One evening in 1969, Durham told her husband that she could write a novel better than any she had been reading lately. Eventually she set about doing this. While her daughters were in school, Durham began writing a novel at her dining room table.) She made efforts to conceal her writing from her family because, in her words, "If it wasn't any good, I wanted to be the only one who knew. I didn't want egg on my face." Her husband discovered that she was writing when she had almost finished the sixth chapter, and she swore him to secrecy on the subject.
Durham sold The Man Who Loved Cat Dancing to Harcourt Brace, which published it in 1972. The novel is set in the American West in the 1880s, but is not written in a genre style. It is the story of Jay Grobert, a man of the West, and his offbeat relationship with Catherine Crocker, a woman from the East who is fleeing an unhappy marriage. Jay kidnaps Catherine on his way to rob a train and together they travel through the Wyoming Territory. Catherine eventually discovers that Jay is haunted by the murder of his wife, a Shoshone Indian named Cat Dancing, and his actions after the murder. Pursued by Catherine's husband and a railroad agent, Catherine and Jay fall in love. The novel became a best-seller and was generally praised by reviewers for its deft character studies as well as its effortlessly entertaining style.
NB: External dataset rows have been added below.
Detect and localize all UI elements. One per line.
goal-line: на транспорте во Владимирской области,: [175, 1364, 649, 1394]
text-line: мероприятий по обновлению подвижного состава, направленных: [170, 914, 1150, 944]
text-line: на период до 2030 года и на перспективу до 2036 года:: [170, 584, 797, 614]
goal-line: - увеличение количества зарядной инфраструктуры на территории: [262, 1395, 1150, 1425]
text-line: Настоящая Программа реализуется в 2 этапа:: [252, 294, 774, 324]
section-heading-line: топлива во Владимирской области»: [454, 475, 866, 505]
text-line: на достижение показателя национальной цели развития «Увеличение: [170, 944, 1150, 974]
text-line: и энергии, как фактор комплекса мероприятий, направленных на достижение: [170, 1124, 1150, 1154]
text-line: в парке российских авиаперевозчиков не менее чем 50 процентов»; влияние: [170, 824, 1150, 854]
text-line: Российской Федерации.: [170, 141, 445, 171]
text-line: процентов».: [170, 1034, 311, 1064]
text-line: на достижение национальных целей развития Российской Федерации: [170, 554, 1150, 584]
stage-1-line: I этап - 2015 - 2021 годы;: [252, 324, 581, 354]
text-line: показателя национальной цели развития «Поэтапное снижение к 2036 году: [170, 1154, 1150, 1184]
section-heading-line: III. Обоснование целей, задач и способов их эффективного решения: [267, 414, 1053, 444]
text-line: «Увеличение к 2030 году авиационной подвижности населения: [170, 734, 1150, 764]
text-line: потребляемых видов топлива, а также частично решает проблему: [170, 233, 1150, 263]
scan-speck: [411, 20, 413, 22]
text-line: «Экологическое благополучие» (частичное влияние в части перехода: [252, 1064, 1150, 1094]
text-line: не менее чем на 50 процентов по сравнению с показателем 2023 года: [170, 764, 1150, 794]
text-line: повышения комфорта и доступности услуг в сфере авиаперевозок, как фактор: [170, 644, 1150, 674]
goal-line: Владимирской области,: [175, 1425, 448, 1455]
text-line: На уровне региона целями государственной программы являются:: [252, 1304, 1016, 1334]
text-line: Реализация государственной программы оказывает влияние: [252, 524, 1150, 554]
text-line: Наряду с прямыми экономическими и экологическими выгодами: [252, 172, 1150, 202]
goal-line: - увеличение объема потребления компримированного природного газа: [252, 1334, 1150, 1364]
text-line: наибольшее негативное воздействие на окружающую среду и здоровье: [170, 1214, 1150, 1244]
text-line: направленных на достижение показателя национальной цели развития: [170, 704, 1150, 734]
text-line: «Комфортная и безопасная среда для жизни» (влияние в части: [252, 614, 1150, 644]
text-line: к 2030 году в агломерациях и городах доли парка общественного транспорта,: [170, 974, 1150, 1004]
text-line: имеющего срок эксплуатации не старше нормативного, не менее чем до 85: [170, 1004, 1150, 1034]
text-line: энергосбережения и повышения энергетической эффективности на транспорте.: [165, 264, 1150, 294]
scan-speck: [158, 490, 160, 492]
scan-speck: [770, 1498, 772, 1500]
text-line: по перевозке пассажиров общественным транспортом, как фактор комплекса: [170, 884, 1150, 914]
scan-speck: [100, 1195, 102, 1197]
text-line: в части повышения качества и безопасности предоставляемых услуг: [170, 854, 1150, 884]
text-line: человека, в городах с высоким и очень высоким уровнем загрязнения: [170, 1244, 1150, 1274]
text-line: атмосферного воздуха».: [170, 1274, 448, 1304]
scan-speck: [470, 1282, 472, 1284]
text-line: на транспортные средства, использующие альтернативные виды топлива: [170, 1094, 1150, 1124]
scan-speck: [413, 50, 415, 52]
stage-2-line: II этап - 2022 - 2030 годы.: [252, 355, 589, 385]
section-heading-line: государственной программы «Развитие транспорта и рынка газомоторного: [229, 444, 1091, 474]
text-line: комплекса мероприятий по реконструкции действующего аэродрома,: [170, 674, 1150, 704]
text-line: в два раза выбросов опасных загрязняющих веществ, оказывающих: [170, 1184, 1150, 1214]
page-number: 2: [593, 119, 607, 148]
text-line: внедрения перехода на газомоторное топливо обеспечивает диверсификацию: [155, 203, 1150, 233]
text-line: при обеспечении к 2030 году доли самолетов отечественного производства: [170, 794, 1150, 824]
The following year, the film version of the novel was released. Directed by Richard C. Sarafian, The Man Who Loved Cat Dancing starred Burt Reynolds and British actress Sarah Miles. It would be Reynolds's first romantic movie. Many who regarded the novel highly were disappointed by its formulaic Hollywood treatment in the movie. Veteran screenwriter Eleanor Perry had written the first script and told Durham that she loved her heroine. But the studio then hired a string of "script doctors," all male, who completely rewrote the characters, dialogue, and to Durham's astonishment, the ending. Whereas Jay Grobert dies on the last page of the book, when Miles falls to her knees beside Reynolds, who has been gunned down, Reynolds says, "I think I can get up."